Bringing shadow to light
The project was not without its shadow sides. “I’m not opposed to technology,” Medora says. “We have little choice but to find technologies that allow us to live, unless we all go back to subsistence living–which is entirely possible but won’t be of our own choosing. If you follow each technology to its source, however, it often bites back.”
Products or materials might read “green” according to a manufacturer’s information. But if they’re made in Oregon, what’s the ecological impact of transporting them to Minnesota? What toxins might have been produced during the product’s manufacture? Are the right people available locally to install it? “Products are shipped vast distances to distributors and then to construction sites,” Medora explains. “No one at the site or in the architect’s office has firsthand experience of how that product is made, and the customer is not interested in finding out.” The materials and construction systems in the United States, Medora says, “keep this information invisible. Now that I know about all of these connections, I can’t render them invisible to myself anymore.”
Knowing that conventional plywood is toxic to make, Medora and Nettleton found sustainable plywood from Oregon (no longer available). “We were planning to use windows being manufactured by a well known and respected local company,” Medora says. “I happened to read in The Circle, the local native newspaper, that the company was having labor problems, that a Native American employee was complaining of discriminatory treatment. Knowing there were probably two sides to that story, we still elected not to use this particular manufacturer for that reason, even though our policy was to buy locally whenever possible.”

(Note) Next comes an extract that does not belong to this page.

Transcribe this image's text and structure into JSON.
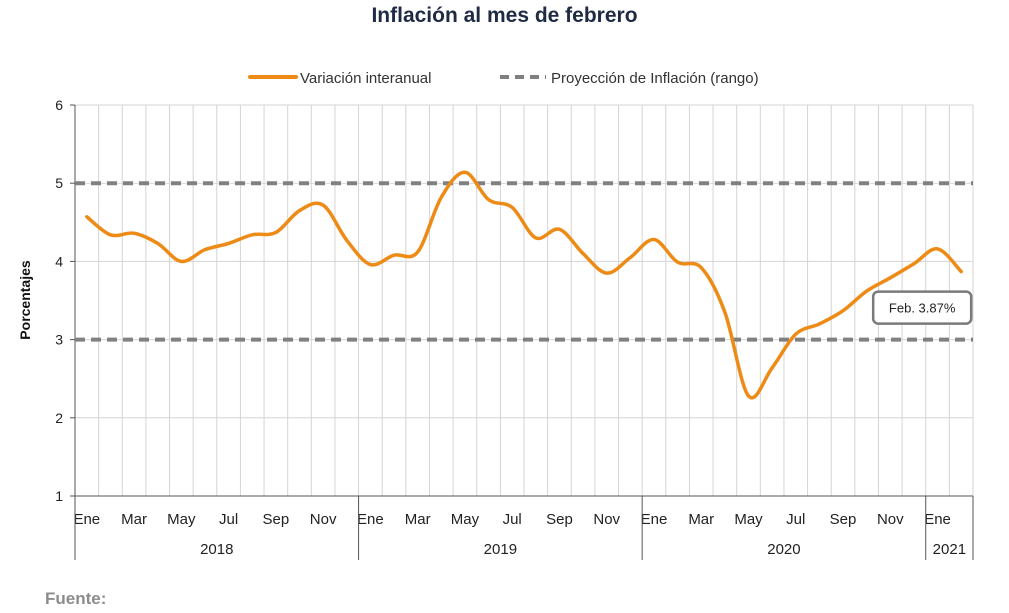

The closest lumber from a sustainably managed forest is produced by the Monominee tribe in Wisconsin. “To buy it, again, meant not following our priority of buying materials that originated as close to the building site as possible,” Medora says. “It also meant problems for our construction schedule as we were buying less than a full load, so we had difficulty getting it to the site in a timely manner.”
Because roofing material accounts for a large amount of the material in landfills, Medora and Nettleton chose copper, which has a long, useful life and can be recycled. For the garage roof, they found Eco Shakes, a product made by an Oklahoma company that guarantees a fifty-year lifespan and will take it back and recycle it after its useful life is over. “Unfortunately, an Oklahoma product requires substantial transportation–in this case, by truck–which has fuel consumption and emissions consequences,” Medora points out. “By ordering the product through a local distributor, we hoped that the increase in volume would mean the product could at least come by rail in the future. Although we succeeded, our distributor subsequently went out of business.”
The problem, Nettleton says, was that the infrastructure was not in place to support sustainable design in their area. “Because of Medora’s willingness to commit to her ideas about design and construction, she supported our deep look at reinventing the process of sustainable design,” she adds.
Medora delights in a cabin that offers her quiet, solitude, and a link to place. “I love knowing all the ways this cabin and the process of creating it have embodied a sense of connection to something larger than myself,” she says.
“I was determined that my cabin renovation would be more than just ‘greenwash,’ ” she continues. “In this culture, 4 percent of the world’s population uses 25 percent of the world’s resources. We can’t continue with such waste knowing that war, instability, and hatred are the result. I invested in what is essentially a demonstration project for the state in sustainable building practices. I’m happy to have done something that might encourage others to live lightly on the earth.”